Il Sole 24 Ore, 17 giugno 2016
Venezuela e Stati Uniti, prove tecniche di riavvicinamento
Venezuela e Stati Uniti, prove tecniche di riavvicinamento. I due Paesi, che negli ultimi 15 anni non hanno dissimulato la loro reciproca inimicizia, potrebbero voltare pagina. Nei prossimi giorni lanceranno un round di colloqui ad alto livello per affrontare la profonda crisi politica ed economica del Paese sudamericano.
Il segretario di Stato americano John Kerry e la ministra degli Esteri del Venezuela, Delcy Rodriguez, si sono incontrati a margine della 46esima assemblea generale dell’Osa (Organizzazione degli Stati americani) e hanno sancito un nuovo inizio di relazioni bilaterali.
Il presidente venezuelano Nicolas Maduro, intervenuto durante un intervento televisivo, ha dichiarato che si tratta di «una nuova fase di dialogo». Mentre Kerry ha fatto sapere che invierà diplomatici Usa di alto livello a Caracas «il prima possibile». Riavvicinamento che alcuni osservatori salutano con entusiasmo e altri interpretano come un tentativo di intromissione da parte degli americani.
La situazione economica del Venezuela è piuttosto critica: la crisi porta con sé una scarsità diffusa di beni di consumo, nei mercati e nei supermercati del Paese. A Cumanà gli assalti ai negozi si sono conclusi con 400 arresti e sei feriti; Luis Acuna, governatore dello stato di Sucre, ha dichiarato che vi sono stati due morti e 25 feriti. Tentativi di saccheggio anche a Puerto La Cruz, dove la polizia è intervenuta e ha arrestato otto persone. Nelle ultime settimane vi sono stati tre morti in Venezuela in proteste contro la scarsità di beni alimentari avvenute a Caracas, nella regione di di Tachira e a Cariaco, nello stato di Sucre.
Il riavvicinamento è avvenuto dopo che il Segretario generale dell’Osa, Luis Almagro, uruguayano, aveva esercitato pressioni politiche affinché il Venezuela accettasse di indire il referendum revocatorio (che porterebbe alla riununcia di Maduro) sollecitato dall’opposizione. Posizione rigettata dal Venezuela che ha ricordato la irritualità di questo atteggiamento.
Va ricordato che il numero delle firme raccolte dai promotori del referendum revocatorio è pari a 1,8milioni, ne sono state “approvate” 1,3 milioni. Ne bastavano 200mila.

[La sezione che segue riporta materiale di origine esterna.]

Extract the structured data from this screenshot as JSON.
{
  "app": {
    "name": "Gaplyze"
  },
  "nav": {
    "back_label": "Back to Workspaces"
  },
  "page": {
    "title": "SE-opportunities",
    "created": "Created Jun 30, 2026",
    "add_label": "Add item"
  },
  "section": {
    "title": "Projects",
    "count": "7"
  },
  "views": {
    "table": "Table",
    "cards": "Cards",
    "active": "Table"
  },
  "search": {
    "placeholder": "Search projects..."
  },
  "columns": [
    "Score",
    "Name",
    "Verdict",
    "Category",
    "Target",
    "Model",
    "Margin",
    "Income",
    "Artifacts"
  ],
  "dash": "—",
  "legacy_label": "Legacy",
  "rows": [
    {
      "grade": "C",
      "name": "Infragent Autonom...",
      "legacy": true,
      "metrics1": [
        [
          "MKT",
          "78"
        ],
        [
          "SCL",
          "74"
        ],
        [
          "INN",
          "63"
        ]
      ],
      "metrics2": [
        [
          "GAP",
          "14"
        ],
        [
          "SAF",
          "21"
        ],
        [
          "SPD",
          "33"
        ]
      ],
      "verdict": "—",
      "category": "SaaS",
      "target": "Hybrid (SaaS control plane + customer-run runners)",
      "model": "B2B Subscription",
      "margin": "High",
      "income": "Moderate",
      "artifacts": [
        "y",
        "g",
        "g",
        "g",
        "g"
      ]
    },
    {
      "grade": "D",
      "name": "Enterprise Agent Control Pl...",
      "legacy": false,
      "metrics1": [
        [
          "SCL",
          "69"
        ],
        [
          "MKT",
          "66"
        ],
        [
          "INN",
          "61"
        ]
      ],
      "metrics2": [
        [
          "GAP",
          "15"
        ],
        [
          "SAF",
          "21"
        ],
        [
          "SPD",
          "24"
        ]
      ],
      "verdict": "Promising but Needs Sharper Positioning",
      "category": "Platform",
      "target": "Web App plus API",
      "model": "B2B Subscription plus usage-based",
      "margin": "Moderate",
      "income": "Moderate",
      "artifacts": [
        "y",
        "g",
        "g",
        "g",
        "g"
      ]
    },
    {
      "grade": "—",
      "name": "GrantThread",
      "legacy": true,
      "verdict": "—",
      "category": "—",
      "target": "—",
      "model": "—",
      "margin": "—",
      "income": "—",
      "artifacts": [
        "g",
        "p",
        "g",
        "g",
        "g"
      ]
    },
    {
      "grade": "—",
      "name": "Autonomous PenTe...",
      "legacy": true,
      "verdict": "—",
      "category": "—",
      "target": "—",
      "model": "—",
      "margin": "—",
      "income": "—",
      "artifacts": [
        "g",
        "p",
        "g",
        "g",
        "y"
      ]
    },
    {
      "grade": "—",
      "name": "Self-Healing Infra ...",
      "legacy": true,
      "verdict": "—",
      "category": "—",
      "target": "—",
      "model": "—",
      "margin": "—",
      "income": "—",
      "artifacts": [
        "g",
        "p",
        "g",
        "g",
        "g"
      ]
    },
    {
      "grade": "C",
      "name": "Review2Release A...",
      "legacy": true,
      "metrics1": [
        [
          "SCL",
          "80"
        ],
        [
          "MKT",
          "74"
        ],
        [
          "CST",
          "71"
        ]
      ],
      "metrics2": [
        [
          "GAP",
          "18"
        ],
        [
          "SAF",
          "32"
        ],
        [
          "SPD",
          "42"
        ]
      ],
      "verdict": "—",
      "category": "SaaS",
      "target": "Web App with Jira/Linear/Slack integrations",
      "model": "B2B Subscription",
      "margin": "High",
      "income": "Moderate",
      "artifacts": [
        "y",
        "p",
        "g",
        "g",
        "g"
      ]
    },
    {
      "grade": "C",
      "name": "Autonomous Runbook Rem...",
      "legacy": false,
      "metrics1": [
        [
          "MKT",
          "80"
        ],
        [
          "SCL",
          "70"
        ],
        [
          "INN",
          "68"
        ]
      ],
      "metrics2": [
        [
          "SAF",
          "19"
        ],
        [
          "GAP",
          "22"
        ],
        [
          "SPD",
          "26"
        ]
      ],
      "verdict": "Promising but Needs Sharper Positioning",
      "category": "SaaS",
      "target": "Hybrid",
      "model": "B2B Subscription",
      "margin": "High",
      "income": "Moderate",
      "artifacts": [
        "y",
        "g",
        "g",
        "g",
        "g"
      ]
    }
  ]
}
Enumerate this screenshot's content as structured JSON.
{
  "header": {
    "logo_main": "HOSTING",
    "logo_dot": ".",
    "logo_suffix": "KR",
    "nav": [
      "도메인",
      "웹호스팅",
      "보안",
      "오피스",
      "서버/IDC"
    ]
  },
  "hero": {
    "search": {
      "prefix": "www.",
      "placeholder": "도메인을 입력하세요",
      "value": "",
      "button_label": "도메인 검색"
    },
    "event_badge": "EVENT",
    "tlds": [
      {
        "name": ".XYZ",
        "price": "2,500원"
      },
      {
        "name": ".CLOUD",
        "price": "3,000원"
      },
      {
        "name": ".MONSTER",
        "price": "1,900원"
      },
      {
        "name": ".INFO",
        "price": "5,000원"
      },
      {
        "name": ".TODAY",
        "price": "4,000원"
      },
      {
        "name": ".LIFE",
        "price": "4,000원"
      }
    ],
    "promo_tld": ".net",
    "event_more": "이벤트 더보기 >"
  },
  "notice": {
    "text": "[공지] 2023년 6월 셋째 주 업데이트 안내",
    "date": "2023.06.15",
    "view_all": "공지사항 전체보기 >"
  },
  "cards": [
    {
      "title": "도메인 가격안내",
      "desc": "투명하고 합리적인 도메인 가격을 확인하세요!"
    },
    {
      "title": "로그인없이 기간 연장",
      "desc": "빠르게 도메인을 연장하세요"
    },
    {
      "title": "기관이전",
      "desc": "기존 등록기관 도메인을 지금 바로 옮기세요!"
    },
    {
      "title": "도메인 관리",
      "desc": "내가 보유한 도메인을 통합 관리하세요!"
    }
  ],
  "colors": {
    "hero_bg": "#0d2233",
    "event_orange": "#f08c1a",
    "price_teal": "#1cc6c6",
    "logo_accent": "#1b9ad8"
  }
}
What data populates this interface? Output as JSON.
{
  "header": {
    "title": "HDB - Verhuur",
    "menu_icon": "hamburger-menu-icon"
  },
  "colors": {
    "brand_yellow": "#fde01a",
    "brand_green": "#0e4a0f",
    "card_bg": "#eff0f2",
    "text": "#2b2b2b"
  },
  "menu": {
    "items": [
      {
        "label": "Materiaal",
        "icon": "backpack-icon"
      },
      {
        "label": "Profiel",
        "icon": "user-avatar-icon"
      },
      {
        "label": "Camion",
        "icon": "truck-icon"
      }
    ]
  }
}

Si apre ora una fase di trattative delicate. Maduro ha dichiarato che il referendum per revocare il suo mandato non ci sarà. La raccolta firme «è stata invalidata» dal fatto che «oltre il 30% delle firme consegnate al Consiglio Nazionale Elettorale,(Cne) sono illegali e presentano difetti», pur ammettendo che sarà il Cne a decidere sulla questione.

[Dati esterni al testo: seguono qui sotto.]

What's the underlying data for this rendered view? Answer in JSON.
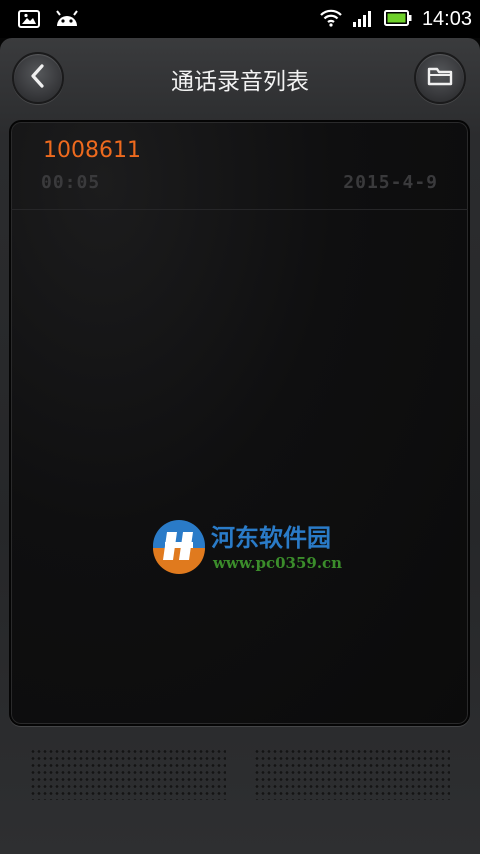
{
  "status_bar": {
    "time": "14:03",
    "icons": [
      "image-icon",
      "android-icon",
      "wifi-icon",
      "signal-icon",
      "battery-icon"
    ]
  },
  "header": {
    "title": "通话录音列表",
    "back_icon": "back-chevron-icon",
    "folder_icon": "folder-icon"
  },
  "recordings": [
    {
      "number": "1008611",
      "duration": "00:05",
      "date": "2015-4-9"
    }
  ],
  "watermark": {
    "name": "河东软件园",
    "url": "www.pc0359.cn"
  },
  "colors": {
    "accent": "#ee6a1e",
    "lcd_text": "#3a3a3c",
    "watermark_blue": "#2a7bc8",
    "watermark_green": "#3b8d2b"
  }
}
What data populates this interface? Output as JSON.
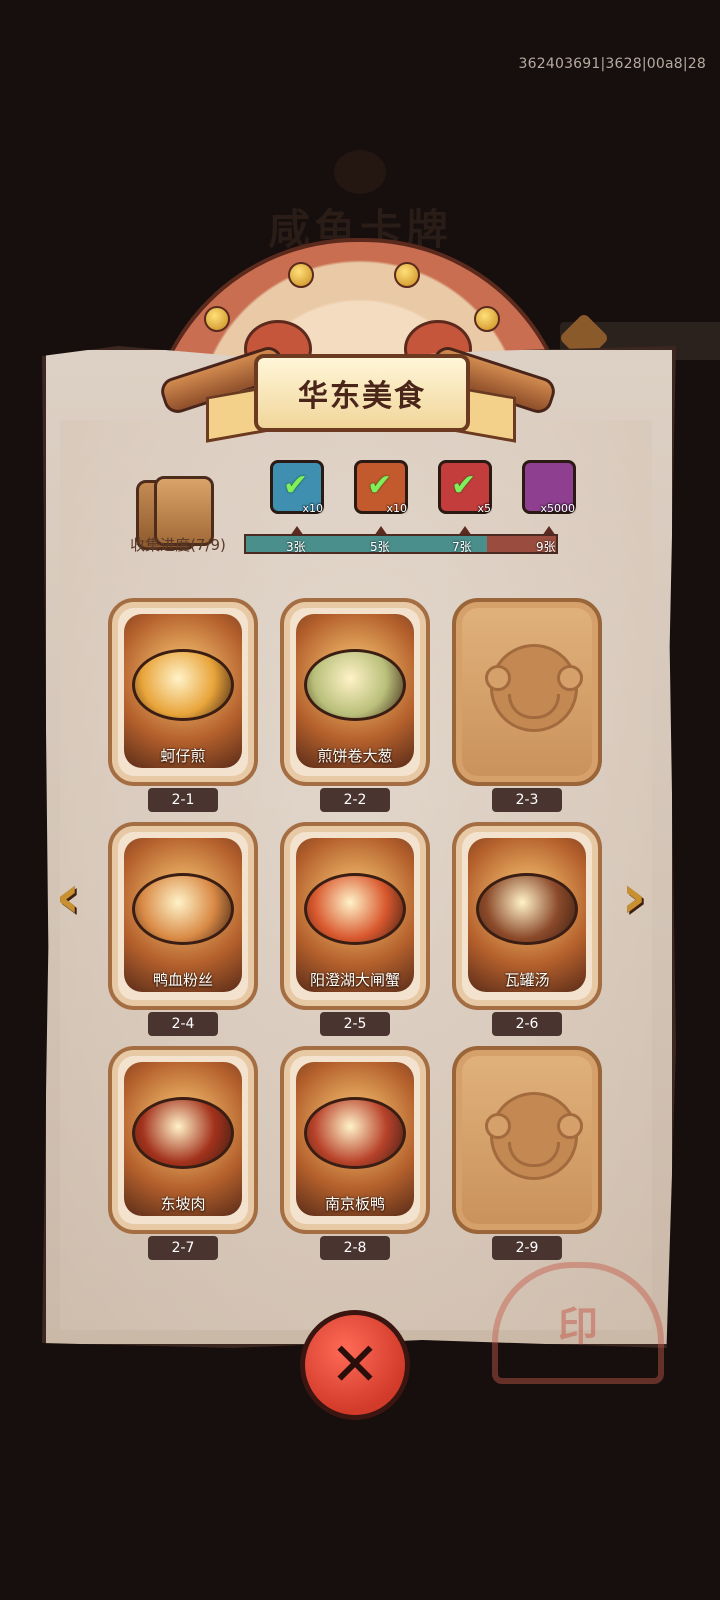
{
  "debug_id": "362403691|3628|00a8|28",
  "bg_title": "咸鱼卡牌",
  "panel": {
    "title": "华东美食",
    "collect_label": "收集进度(7/9)",
    "progress_fraction": 0.778
  },
  "rewards": [
    {
      "icon": "chest-icon",
      "qty": "x10",
      "color": "#3e8fb0",
      "claimed": true
    },
    {
      "icon": "scroll-icon",
      "qty": "x10",
      "color": "#c25a2e",
      "claimed": true
    },
    {
      "icon": "orb-icon",
      "qty": "x5",
      "color": "#c43d3d",
      "claimed": true
    },
    {
      "icon": "crystal-icon",
      "qty": "x5000",
      "color": "#8e3f8f",
      "claimed": false
    }
  ],
  "milestones": [
    "3张",
    "5张",
    "7张",
    "9张"
  ],
  "cards": [
    {
      "name": "蚵仔煎",
      "id": "2-1",
      "locked": false,
      "color": "#e8a43a"
    },
    {
      "name": "煎饼卷大葱",
      "id": "2-2",
      "locked": false,
      "color": "#b9c07a"
    },
    {
      "name": "",
      "id": "2-3",
      "locked": true,
      "color": "#c9915b"
    },
    {
      "name": "鸭血粉丝",
      "id": "2-4",
      "locked": false,
      "color": "#d98a45"
    },
    {
      "name": "阳澄湖大闸蟹",
      "id": "2-5",
      "locked": false,
      "color": "#d9582e"
    },
    {
      "name": "瓦罐汤",
      "id": "2-6",
      "locked": false,
      "color": "#8b4a2a"
    },
    {
      "name": "东坡肉",
      "id": "2-7",
      "locked": false,
      "color": "#a3321c"
    },
    {
      "name": "南京板鸭",
      "id": "2-8",
      "locked": false,
      "color": "#b8422a"
    },
    {
      "name": "",
      "id": "2-9",
      "locked": true,
      "color": "#c9915b"
    }
  ],
  "nav": {
    "prev": "‹",
    "next": "›"
  },
  "close": {
    "label": "✕"
  }
}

Le tensioni politiche dominano la scena ma il Venezuela rimane un Paese appetibile per gli investitori. Parrebbe un paradosso, in un Paese in cui la gravità della crisi istituzionale, politica ed economica non ha eguali né in America Latina né in Europa.?A dispetto di un contesto politico così deteriorato molti investitori continuano a scommettere sul Venezuela. Il motivo trainante è il recupero del prezzo del petrolio, di cui il Venezuela è grande produttore. È il Paese che ha le maggiori riserve di greggio al mondo.